Axanar Demands Paramount/CBS Communications
2 min readStatements made by J.J. Abrams and Justin Lin regarding Axanar Productions earlier this year may come back to bite them.
Yesterday, the lawyers for Axanar Productions demanded all communications between Paramount/CBS and Abrams and Lin.
“Statements that Star Trek belongs to all of us and that the lawsuit is ridiculous and was going to be ‘dropped’ is relevant to the impact on the market prong of the fair use analysis, and Plaintiffs utter lack of damages,” said the defendants’ lawyers. “Though these documents and deposition testimony are directly relevant to demonstrating the impact of the Axanar Works on the market for the Star Trek Copyrighted Works, and Plaintiffs’ allegations of willful infringement, Plaintiffs have either refused to produce, or produced insufficient documents.”
Paramount responded by saying “First, statements made in May of 2016, six months after the filing of this suit, could not possibly have any bearing on Defendants’ ‘state of mind’ when they created the infringing works.

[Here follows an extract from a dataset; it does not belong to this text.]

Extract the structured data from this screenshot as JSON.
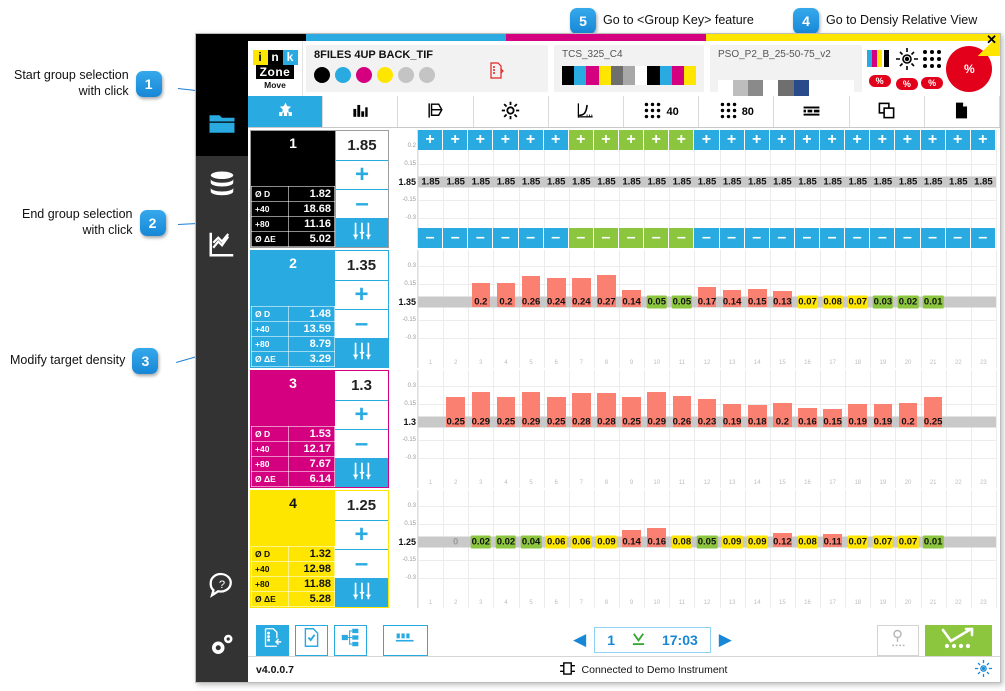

Second, Defendants have provided no authority for the proposition that their subjective ‘belief’ has any bearing on whether or not they committed copyright infringement, or on whether or not Plaintiffs’ were damaged by that infringing conduct.”

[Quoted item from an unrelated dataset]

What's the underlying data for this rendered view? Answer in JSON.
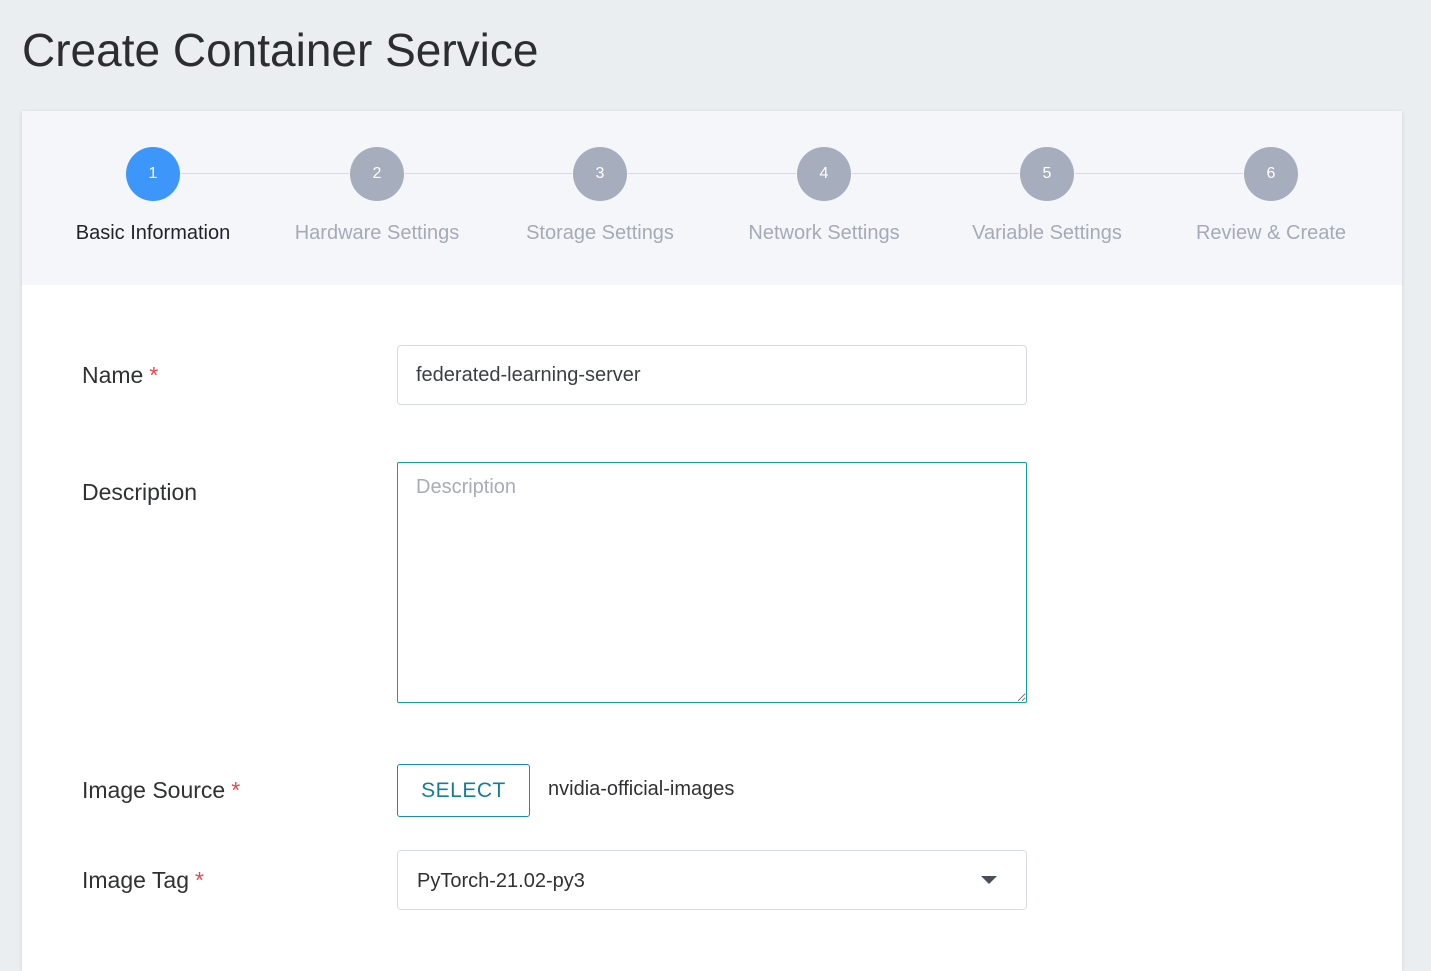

The lawyers for Axanar Productions want to prove that Axanar‘s filmmakers “had a reasonable basis for believing that their fan-funded film would be fine by the studios.”
Axanar Production lawyers also want financial documents related to Star Trek as well as internal discussions regarding film films including fan film guidelines.
Axanar Productions has not “made a good faith effort to meet and confer about the topic,” said Loeb & Loeb attorneys working for Paramount/CBS. They have “already produced all non-privileged responsive documents, and…opposing counsel has failed to explain what basis they have for assumptions like “Gene Roddenberry never owned the rights to Star Trek.”